La verdad es que el inagotable Aloysius
no deja de sorprenderme. Avanzada la otra noche, al no conseguir dormir, se
puso en contacto conmigo en la procura de un remedio efectivo para
contrarrestar su insomnio. Como pensé que estaba de broma, le recomendé que se
pusiera a limpiar su cuarto, su conciencia o su correo electrónico. Pero, ante tanta
insistencia, le conté el caso de un hombre que, afectado por un raro trastorno
del sueño, se dedicaba cada noche a pasear por la ciudad, repasando las matrículas
de los vehículos aparcados. La policía local lo tenía en grande estima, pues
gracias a su colaboración se habían detectado algunos coches robados y
solucionado otros casos de automóviles desaparecidos. Unos cuentan ovejitas, y
otros, se entretienen con los números y las letras de las matrículas.
Una de las opciones más
socorridas por aquellos que de noche se desvelan es leer o ver una película. Y
digo leer, en el sentido clásico de la acción, un libro o un periódico, de
papel. En los últimos días de 2014, un medio de comunicación nacional se hacía
eco de una noticia inquietante. Leer antes de dormir textos en soportes
modernos como tabletas o teléfonos inteligentes, empeora claramente nuestro
descanso. Parece ser que la luz de onda corta emitida por estos instrumentos difiere
el inicio del sueño y deteriora la calidad del mismo.
Los clásicos del pasado
siglo XX ya alertaban de un efecto similar provocado por las pantallas de la
televisión, quizás por el mismo fundamento físico. Pero es que además, los investigadores
del Hospital Brigham de Boston, relacionaron este tipo de alteraciones con una
mayor incidencia de patologías como la obesidad y el cáncer.

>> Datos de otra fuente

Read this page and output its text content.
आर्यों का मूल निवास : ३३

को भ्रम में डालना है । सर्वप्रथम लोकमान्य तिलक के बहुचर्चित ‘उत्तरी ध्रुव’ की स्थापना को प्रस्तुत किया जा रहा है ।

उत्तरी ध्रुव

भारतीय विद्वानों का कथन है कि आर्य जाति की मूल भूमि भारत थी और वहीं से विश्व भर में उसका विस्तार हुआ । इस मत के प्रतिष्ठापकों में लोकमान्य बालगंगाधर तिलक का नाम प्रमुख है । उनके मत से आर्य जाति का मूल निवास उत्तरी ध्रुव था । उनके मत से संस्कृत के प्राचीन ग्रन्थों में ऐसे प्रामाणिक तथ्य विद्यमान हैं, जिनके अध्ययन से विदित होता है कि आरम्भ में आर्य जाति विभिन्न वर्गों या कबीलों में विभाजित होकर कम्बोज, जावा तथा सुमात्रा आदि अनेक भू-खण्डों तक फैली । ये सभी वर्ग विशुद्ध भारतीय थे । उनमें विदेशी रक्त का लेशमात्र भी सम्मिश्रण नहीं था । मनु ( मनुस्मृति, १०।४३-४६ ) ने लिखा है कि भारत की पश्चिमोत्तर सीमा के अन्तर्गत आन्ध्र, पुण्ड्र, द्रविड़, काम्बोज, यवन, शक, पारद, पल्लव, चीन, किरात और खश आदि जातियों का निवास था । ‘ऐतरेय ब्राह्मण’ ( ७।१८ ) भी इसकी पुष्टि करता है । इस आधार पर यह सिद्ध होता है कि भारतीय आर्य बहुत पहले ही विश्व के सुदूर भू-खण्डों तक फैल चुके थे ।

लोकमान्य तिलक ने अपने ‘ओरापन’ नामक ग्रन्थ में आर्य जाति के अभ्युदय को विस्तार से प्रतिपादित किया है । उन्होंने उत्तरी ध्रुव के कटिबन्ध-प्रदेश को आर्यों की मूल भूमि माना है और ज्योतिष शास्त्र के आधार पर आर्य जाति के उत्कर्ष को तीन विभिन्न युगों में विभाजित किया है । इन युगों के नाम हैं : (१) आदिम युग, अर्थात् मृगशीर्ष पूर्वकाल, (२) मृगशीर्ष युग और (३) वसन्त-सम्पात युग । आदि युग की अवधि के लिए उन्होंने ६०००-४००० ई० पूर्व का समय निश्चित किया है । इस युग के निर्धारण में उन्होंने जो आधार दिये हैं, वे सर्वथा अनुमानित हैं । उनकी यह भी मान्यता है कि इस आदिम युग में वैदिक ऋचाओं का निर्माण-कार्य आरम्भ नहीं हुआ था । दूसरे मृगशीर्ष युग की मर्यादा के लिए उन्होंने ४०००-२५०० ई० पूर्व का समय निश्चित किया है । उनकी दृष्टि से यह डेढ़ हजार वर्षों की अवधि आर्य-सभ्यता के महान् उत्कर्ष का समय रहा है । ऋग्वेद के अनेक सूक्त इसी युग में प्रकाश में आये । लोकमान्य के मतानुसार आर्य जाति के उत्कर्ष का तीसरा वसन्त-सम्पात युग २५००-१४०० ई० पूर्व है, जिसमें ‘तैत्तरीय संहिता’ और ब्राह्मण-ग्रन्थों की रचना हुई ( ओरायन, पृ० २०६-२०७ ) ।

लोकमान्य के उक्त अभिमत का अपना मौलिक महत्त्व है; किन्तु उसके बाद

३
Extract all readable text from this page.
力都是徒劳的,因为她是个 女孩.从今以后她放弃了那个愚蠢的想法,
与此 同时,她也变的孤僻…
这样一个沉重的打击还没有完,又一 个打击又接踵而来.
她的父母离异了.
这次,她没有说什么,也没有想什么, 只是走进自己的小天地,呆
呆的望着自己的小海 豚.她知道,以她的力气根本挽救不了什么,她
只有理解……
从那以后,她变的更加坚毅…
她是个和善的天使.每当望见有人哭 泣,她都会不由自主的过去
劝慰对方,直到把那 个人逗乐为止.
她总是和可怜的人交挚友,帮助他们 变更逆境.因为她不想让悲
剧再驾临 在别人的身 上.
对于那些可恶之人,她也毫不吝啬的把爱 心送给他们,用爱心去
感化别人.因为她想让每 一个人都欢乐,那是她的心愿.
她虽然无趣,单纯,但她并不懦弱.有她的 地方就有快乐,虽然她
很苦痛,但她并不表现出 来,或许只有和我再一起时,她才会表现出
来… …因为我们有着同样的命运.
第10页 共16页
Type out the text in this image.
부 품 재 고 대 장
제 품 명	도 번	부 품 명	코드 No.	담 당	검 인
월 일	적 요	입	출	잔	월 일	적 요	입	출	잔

Por ejemplo, hay algunos prójimos
que aprovechan la duermevela para instruirse en sociología. Una vez rechazada
la opción de leer utilizando los dispositivos electrónicos modernos, y sintiendo
además una escasa atracción por los libros de toda la vida, prefieren
concentrarse en lo que se desarrolla de madrugada, en nuestros televisores.
Hasta hace poco tiempo, prosperaban en estas emisiones los augures y nigromantes,
las adivinas y videntes. Pero parece ser que la saturación de oferta ha
difuminado la demanda. En un primer momento, este espacio fue ocupado poco a
poco por bingos y casinos virtuales, y también por timbas de póker, con llamativas
cartas y fichas fluorescentes. Aún así, toda moda es efímera, por definición, y
ahora proliferan las casas de apuestas que animan a los jugadores a invertir en
cualquier tipo de envite, desde el resultado de un partido de fútbol o
baloncesto, hasta el nombre del deportista que primero ponga en ventaja a su
equipo frente al rival.
Y es que lo del juego es tan
llamativo que en algunos establecimientos públicos existen maquinitas que te
permiten apostar por un galgo que está a punto de iniciar una veloz carrera
detrás de su señuelo en un remoto canódromo de las Islas Británicas. Apostar es
un también un mal remedio contra el insomnio, sobre todo en un país donde la
ludopatía arruina cada año a millares de españoles. Y a sus familias.